Sur un aérodrome français en 1916, on aurait pu croiser deux lionceaux, Whiskey et Soda, se promenant entre les tentes, et un groupe de jeunes Américains ayant traversé l'océan pour combattre dans une guerre à laquelle leur pays n'avait pas encore adhéré. Il s'agissait de l'Escadrille Lafayette, l'unité la plus romantique et l'une des plus singulières de la Première Guerre mondiale.
C'étaient des volontaires, des aventuriers et des idéalistes : une escadrille de pilotes américains pilotant des chasseurs français pour la France, plus d'un an avant que les États-Unis ne déclarent la guerre. Certains ne sont jamais revenus.
Informations clés
- Unité: Escadrille Lafayette (à l'origine Escadrille N.124 “ Américaine ”)
- Formés : Avril 1916, sous commandement français
- Pilotes : Un noyau de 38 volontaires américains — avant l'entrée en guerre des États-Unis
- Aéronef: Nieuport, puis chasseurs SPAD, avec un insigne à tête d'Indien
- Mascottes : Deux lionceaux, Whiskey et Soda
- As de la première heure : Raoul Lufbery, environ 16-17 victoires
Remboursement d'une dette très ancienne
L'escadrille fut formée en avril 1916 sous le nom d'Escadrille Américaine, placée sous commandement français mais composée d'Américains venus en Europe pour combattre. Face aux objections de l'Allemagne, qui voyait des citoyens d'un pays neutre combattre à son encontre, les Français renommèrent habilement l'unité Escadrille Lafayette, en hommage au marquis de Lafayette, noble français ayant lutté pour l'indépendance américaine.
Ce nom était porteur d'une véritable émotion. Pour nombre de ces hommes, voler pour la France revenait à rembourser une dette contractée depuis 1776. Nul ne l'exprima plus clairement que Kiffin Rockwell, du Tennessee.
Rockwell le pensait au sens littéral. Le 18 mai 1916, il devint le premier Américain à abattre un avion ennemi pendant la guerre. Cet automne-là, le 23 septembre, il fut tué au combat aérien – l'une des premières pertes de l'escadrille, et loin d'être la dernière.

Lions sur la ligne de vol
Malgré tous les dangers, l'escadrille avait une allure légendaire.
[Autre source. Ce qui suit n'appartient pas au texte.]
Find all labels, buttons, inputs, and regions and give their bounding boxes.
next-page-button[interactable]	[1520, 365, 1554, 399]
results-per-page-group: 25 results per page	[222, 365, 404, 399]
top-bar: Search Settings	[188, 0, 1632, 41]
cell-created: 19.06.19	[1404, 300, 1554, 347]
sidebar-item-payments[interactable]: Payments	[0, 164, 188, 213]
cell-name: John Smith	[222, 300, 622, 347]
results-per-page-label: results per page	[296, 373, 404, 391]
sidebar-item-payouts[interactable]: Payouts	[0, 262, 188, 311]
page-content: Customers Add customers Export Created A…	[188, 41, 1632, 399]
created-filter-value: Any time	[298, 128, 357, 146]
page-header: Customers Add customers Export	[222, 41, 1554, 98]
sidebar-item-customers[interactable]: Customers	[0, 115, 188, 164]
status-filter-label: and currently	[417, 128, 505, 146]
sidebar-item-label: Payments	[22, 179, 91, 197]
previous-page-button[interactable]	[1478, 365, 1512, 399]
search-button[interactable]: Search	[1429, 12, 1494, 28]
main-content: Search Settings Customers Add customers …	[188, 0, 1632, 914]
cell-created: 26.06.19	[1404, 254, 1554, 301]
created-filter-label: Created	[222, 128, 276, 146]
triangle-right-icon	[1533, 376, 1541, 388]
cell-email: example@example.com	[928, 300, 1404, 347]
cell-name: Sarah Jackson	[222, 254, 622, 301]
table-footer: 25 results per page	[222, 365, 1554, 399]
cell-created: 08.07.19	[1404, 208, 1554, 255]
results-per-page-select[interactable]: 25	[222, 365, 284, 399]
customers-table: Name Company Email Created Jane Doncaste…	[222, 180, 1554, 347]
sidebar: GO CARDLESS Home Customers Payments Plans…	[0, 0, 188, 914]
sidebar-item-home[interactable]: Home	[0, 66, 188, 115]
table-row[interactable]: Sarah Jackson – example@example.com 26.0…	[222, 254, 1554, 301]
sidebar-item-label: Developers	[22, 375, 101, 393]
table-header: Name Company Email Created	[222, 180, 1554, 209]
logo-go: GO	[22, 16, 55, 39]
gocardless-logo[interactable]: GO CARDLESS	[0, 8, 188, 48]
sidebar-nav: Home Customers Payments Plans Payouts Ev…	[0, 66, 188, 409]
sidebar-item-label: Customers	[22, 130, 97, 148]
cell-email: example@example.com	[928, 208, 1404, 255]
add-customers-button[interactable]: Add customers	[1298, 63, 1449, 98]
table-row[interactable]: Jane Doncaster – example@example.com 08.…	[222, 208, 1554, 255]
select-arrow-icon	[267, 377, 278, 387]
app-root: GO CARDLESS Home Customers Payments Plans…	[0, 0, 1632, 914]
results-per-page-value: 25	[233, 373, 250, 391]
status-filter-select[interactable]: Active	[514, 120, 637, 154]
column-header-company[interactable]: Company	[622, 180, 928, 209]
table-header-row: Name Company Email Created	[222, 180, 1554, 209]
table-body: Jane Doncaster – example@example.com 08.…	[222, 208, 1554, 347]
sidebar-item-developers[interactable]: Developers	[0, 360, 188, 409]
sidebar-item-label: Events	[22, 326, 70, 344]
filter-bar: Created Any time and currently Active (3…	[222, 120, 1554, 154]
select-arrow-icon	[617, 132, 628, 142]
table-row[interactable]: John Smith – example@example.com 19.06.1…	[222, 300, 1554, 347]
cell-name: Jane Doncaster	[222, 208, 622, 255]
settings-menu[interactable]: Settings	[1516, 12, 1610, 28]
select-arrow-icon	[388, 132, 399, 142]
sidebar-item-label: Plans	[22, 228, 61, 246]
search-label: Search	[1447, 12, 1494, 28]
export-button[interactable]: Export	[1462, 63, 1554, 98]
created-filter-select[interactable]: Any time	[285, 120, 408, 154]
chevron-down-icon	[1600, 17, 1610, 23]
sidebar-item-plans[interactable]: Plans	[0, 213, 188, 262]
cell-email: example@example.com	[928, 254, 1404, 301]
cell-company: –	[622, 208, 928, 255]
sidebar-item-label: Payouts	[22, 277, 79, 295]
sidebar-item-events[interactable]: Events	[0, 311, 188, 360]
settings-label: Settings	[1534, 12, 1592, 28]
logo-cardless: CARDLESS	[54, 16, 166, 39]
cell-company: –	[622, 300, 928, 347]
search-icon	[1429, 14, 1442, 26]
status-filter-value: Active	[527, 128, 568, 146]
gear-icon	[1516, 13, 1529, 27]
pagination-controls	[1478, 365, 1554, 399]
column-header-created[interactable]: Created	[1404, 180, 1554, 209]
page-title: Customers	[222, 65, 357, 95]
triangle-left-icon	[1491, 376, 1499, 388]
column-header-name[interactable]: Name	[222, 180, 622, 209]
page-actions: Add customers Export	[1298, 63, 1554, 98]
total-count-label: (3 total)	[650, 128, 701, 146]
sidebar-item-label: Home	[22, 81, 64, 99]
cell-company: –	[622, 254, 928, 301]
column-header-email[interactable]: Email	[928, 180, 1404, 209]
Deux lionceaux, Whiskey et Soda, servaient de mascottes à l'escadrille — et Whiskey s'était attaché au meilleur pilote de l'unité, l'as Raoul Lufbery, le suivant partout sur le terrain d'aviation comme un chat domestique apprivoisé jusqu'à ce que les lionceaux deviennent trop grands et doivent être placés dans un zoo.
Il y avait aussi un rituel. Après la première victoire de Rockwell, un parent lui envoya une bouteille de bourbon très vieux. Il en prit une seule gorgée, et dès lors, chaque pilote qui abattait un ennemi avait droit à une gorgée cérémonielle de ce que l'escadrille appelait la “ Bouteille de la Mort ”.”

L'as et le déchu
Raoul Lufbery était la vedette : né en France, élevé aux États-Unis, crédité d’environ seize à dix-sept victoires, il fut le premier véritable as de l’aviation américaine. Mais l’escadrille paya cher son prestige. Victor Chapman, tué en juin 1916, fut le premier aviateur américain à mourir pendant la guerre. Norman Prince, l’un des fondateurs de l’unité, mourut en octobre de la même année. Durant ses deux années d’existence, un flot constant de jeunes volontaires disparut.
Lafayette, nous sommes là
Lorsque les États-Unis entrèrent finalement en guerre en 1917, la symbolique prit tout son sens. Le 4 juillet 1917, au tombeau de Lafayette à Paris, un officier américain, le colonel Charles Stanton, prononça la phrase qui résumait tout ce que l'escadrille avait représenté.
En février 1918, l'Escadrille Lafayette fut intégrée à l'US Army Air Service sous le nom de 103e Escadron Aérien, et ses pilotes survivants revêtirent enfin l'uniforme américain. Le Corps Aéronautique Lafayette, plus large, composé des quelque deux cents Américains qui volaient dans les escadrilles françaises, contribua à la formation de l'aviation américaine, quasiment ex nihilo.
Ils étaient partis en guerre pour une patrie qui n'était pas la leur, avaient piloté des chasseurs fragiles au-dessus des tranchées et avaient gardé deux lions pour compagnie. L'escadrille Lafayette a existé moins de deux ans. Sa légende, elle, a traversé les siècles.
Sources : Wikipédia ; Musée national de l’air et de l’espace ; Commission du centenaire de la Première Guerre mondiale ; Lettres de guerre de Kiffin Yates Rockwell.